The present work involves the development and validation of a simple, accurate and precise UV spectrophotometric method and RP-HPLC Method for the assay of Ilaprazole. Simple, specific, accurate, precise and reproducible method have been developed and validated for the estimation of Ilaprazole in its tablet dosage form. UV- spectrophotometric method was a determined at 306nm over the concentration range 5-50μg/ml for Ilaprazole in 0.1 N NaOH. The % recovery of the drug (in sample preparation) was found to be 99.52-100.82%. The RP-HPLC method was developed and validated for Ilaprazole in its tablet dosage Form. The method was performed on a Hypersil BDS C18 (250mm X 4.6 mm i.d., 5 μm particle size) with a gradient system of (Water: Acetonitrile) in the ratio of (30:70 v/v). The mobile phase at a flow rate of 1.0 ml/min, Injection volume 20μl and wavelength of detection used was 306nm. The retention time for Ilaprazole was obtained as 4.957min. The linearity of the proposed method was investigated in the range of 5-25μg/ml. Correlation coefficient was 0.9983 for Ilaprazole.
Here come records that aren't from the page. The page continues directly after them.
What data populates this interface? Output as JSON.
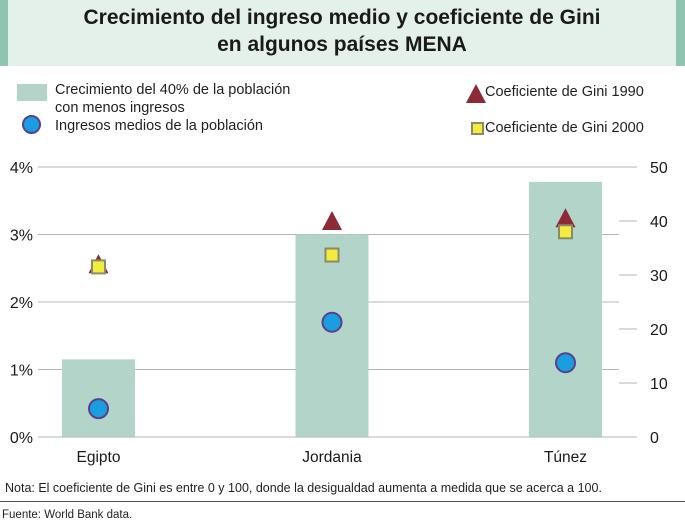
{
  "title": {
    "line1": "Crecimiento del ingreso medio y coeficiente de Gini",
    "line2": "en algunos países MENA"
  },
  "legend": {
    "bar_label_line1": "Crecimiento del 40% de la población",
    "bar_label_line2": "con menos ingresos",
    "circle_label": "Ingresos medios de la población",
    "triangle_label": "Coeficiente de Gini 1990",
    "square_label": "Coeficiente de Gini 2000"
  },
  "note": "Nota: El coeficiente de Gini es entre 0 y 100, donde la desigualdad aumenta a medida que se acerca a 100.",
  "source": "Fuente: World Bank data.",
  "colors": {
    "bar": "#b3d4c8",
    "circle_fill": "#1a9ee0",
    "circle_stroke": "#5a3f8a",
    "triangle": "#8e2a33",
    "square_fill": "#f4ec3c",
    "square_stroke": "#8a8a6a",
    "grid": "#b5b5b5",
    "title_bg": "#e4f0ea",
    "title_border": "#8fc4b1"
  },
  "chart_data": {
    "type": "bar",
    "title": "Crecimiento del ingreso medio y coeficiente de Gini en algunos países MENA",
    "categories": [
      "Egipto",
      "Jordania",
      "Túnez"
    ],
    "left_axis": {
      "label": "",
      "range": [
        0,
        4
      ],
      "ticks": [
        0,
        1,
        2,
        3,
        4
      ],
      "tick_labels": [
        "0%",
        "1%",
        "2%",
        "3%",
        "4%"
      ]
    },
    "right_axis": {
      "label": "",
      "range": [
        0,
        50
      ],
      "ticks": [
        0,
        10,
        20,
        30,
        40,
        50
      ],
      "tick_labels": [
        "0",
        "10",
        "20",
        "30",
        "40",
        "50"
      ]
    },
    "grid": true,
    "legend_position": "top",
    "series": [
      {
        "name": "Crecimiento del 40% de la población con menos ingresos",
        "kind": "bar",
        "axis": "left",
        "unit": "%",
        "values": [
          1.15,
          3.0,
          3.78
        ]
      },
      {
        "name": "Ingresos medios de la población",
        "kind": "circle",
        "axis": "left",
        "unit": "%",
        "values": [
          0.42,
          1.7,
          1.1
        ]
      },
      {
        "name": "Coeficiente de Gini 1990",
        "kind": "triangle",
        "axis": "right",
        "values": [
          32.0,
          40.0,
          40.5
        ]
      },
      {
        "name": "Coeficiente de Gini 2000",
        "kind": "square",
        "axis": "right",
        "values": [
          31.5,
          33.7,
          38.0
        ]
      }
    ]
  }
}
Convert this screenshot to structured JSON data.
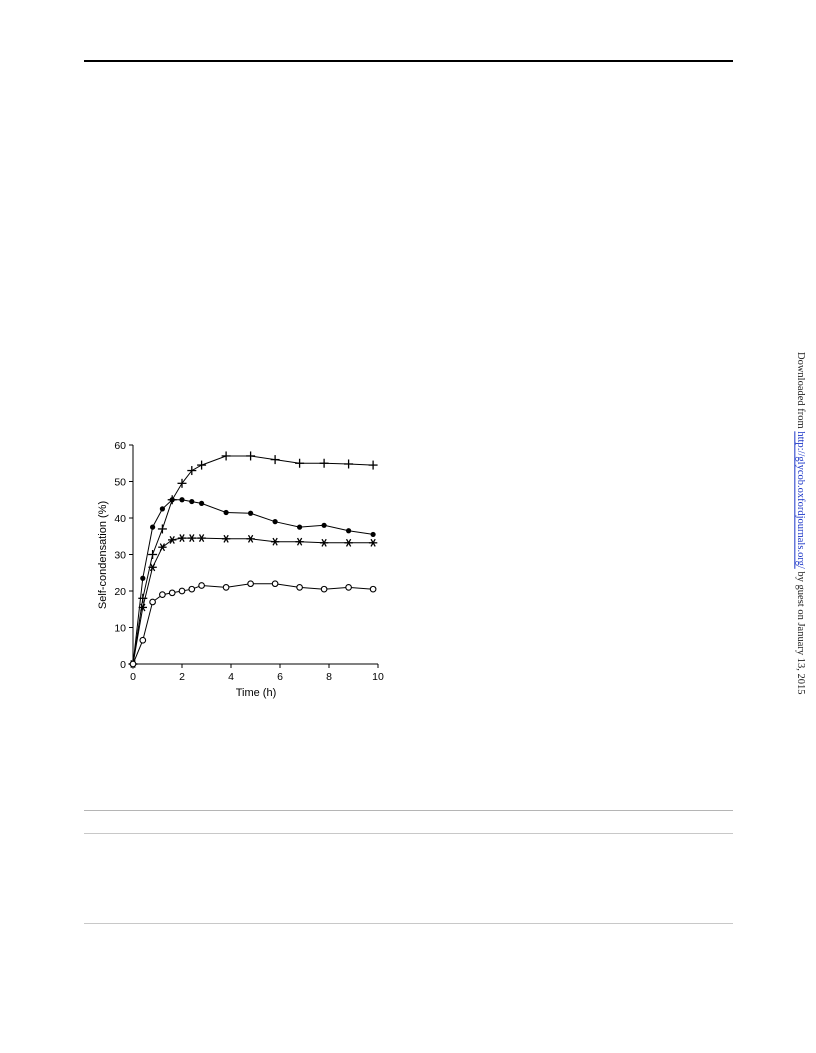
{
  "side_note": {
    "prefix": "Downloaded from ",
    "link": "http://glycob.oxfordjournals.org/",
    "suffix": " by guest on January 13, 2015"
  },
  "chart_data": {
    "type": "line",
    "xlabel": "Time (h)",
    "ylabel": "Self-condensation (%)",
    "xlim": [
      0,
      10
    ],
    "ylim": [
      0,
      60
    ],
    "xticks": [
      0,
      2,
      4,
      6,
      8,
      10
    ],
    "yticks": [
      0,
      10,
      20,
      30,
      40,
      50,
      60
    ],
    "grid": false,
    "series": [
      {
        "marker": "plus",
        "x": [
          0,
          0.4,
          0.8,
          1.2,
          1.6,
          2.0,
          2.4,
          2.8,
          3.8,
          4.8,
          5.8,
          6.8,
          7.8,
          8.8,
          9.8
        ],
        "y": [
          0,
          18,
          30,
          37,
          45,
          49.5,
          53,
          54.5,
          57,
          57,
          56,
          55,
          55,
          54.8,
          54.5
        ]
      },
      {
        "marker": "filled-circle",
        "x": [
          0,
          0.4,
          0.8,
          1.2,
          1.6,
          2.0,
          2.4,
          2.8,
          3.8,
          4.8,
          5.8,
          6.8,
          7.8,
          8.8,
          9.8
        ],
        "y": [
          0,
          23.5,
          37.5,
          42.5,
          45,
          45,
          44.5,
          44,
          41.5,
          41.3,
          39,
          37.5,
          38,
          36.5,
          35.5
        ]
      },
      {
        "marker": "asterisk",
        "x": [
          0,
          0.4,
          0.8,
          1.2,
          1.6,
          2.0,
          2.4,
          2.8,
          3.8,
          4.8,
          5.8,
          6.8,
          7.8,
          8.8,
          9.8
        ],
        "y": [
          0,
          15.5,
          26.5,
          32,
          34,
          34.5,
          34.5,
          34.5,
          34.3,
          34.3,
          33.5,
          33.5,
          33.2,
          33.2,
          33.2
        ]
      },
      {
        "marker": "open-circle",
        "x": [
          0,
          0.4,
          0.8,
          1.2,
          1.6,
          2.0,
          2.4,
          2.8,
          3.8,
          4.8,
          5.8,
          6.8,
          7.8,
          8.8,
          9.8
        ],
        "y": [
          0,
          6.5,
          17,
          19,
          19.5,
          20,
          20.5,
          21.5,
          21,
          22,
          22,
          21,
          20.5,
          21,
          20.5
        ]
      }
    ]
  }
}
The developed method was validated as per ICH guideline, for its accuracy, precision, LOD & LOQ and the results were found to be satisfactory, thus the method is specific, rapid and simple with good sensitivity for estimation of Ilaprazole. These analytical methods are also applicable in ordinary laboratories. It can also be adopted for quality control tests for these drugs in tablets.